Freddie Mac had also requested that the 10% haircut on third party tranches be replaced with a modified process to apply an overall efficiency adjustment, but only to certain CRT transactions that may have idiosyncratic or higher complexity risks than existing transaction structures or sizes in used by Freddie Mac.

They are apparently in line with the revised FHFA proposal, which would replace the 10% prudential floor on the risk weight assigned to any CRT exposure retained by a 5% floor and remove the requirement that Freddie Mac and Fannie Mae must apply an overall efficiency adjustment to its retained CRT exposures.

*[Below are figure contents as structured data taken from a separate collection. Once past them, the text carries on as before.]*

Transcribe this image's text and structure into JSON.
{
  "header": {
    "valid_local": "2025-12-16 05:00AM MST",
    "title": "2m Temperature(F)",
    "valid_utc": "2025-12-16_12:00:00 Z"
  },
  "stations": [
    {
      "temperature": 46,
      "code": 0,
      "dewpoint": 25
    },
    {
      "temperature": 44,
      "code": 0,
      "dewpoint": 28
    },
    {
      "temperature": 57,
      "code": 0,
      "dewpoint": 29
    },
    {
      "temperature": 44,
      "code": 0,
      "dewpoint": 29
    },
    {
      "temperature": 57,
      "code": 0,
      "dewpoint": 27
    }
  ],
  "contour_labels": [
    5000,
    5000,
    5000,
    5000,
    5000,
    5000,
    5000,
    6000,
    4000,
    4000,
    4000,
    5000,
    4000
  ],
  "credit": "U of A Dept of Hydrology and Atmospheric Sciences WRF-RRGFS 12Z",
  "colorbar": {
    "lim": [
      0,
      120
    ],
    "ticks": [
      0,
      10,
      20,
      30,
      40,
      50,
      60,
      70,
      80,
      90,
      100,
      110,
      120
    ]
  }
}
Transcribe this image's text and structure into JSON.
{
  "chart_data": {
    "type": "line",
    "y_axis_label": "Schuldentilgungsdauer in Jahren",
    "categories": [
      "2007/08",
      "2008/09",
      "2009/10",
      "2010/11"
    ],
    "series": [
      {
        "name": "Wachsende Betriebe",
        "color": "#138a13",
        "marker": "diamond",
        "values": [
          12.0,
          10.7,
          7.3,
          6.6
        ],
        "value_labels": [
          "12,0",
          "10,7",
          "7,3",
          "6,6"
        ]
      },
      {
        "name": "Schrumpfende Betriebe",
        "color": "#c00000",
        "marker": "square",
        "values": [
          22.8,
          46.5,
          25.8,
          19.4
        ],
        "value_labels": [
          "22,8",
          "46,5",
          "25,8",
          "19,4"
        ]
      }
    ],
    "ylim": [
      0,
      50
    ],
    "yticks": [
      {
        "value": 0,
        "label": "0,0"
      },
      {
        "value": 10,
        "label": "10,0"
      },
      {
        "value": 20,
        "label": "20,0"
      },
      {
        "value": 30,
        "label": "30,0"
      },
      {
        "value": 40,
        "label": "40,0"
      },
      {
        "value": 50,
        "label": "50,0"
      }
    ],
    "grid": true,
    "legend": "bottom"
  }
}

Fannie Mae’s comment letter on the Calabria proposal proposed something similar; “To better tailor the treatment of CRT to the specific risks identified, Fannie Mae recommends eliminating the minimum risk weight of 10% on retained CRT tranches and, for single-family CRTs, increasing the overall adjustment of the CRT. efficiency, ”the agency said. that its own recommendation responded to “the fear that secured loans could be refinanced from a pool when new CRT coverage is not available”.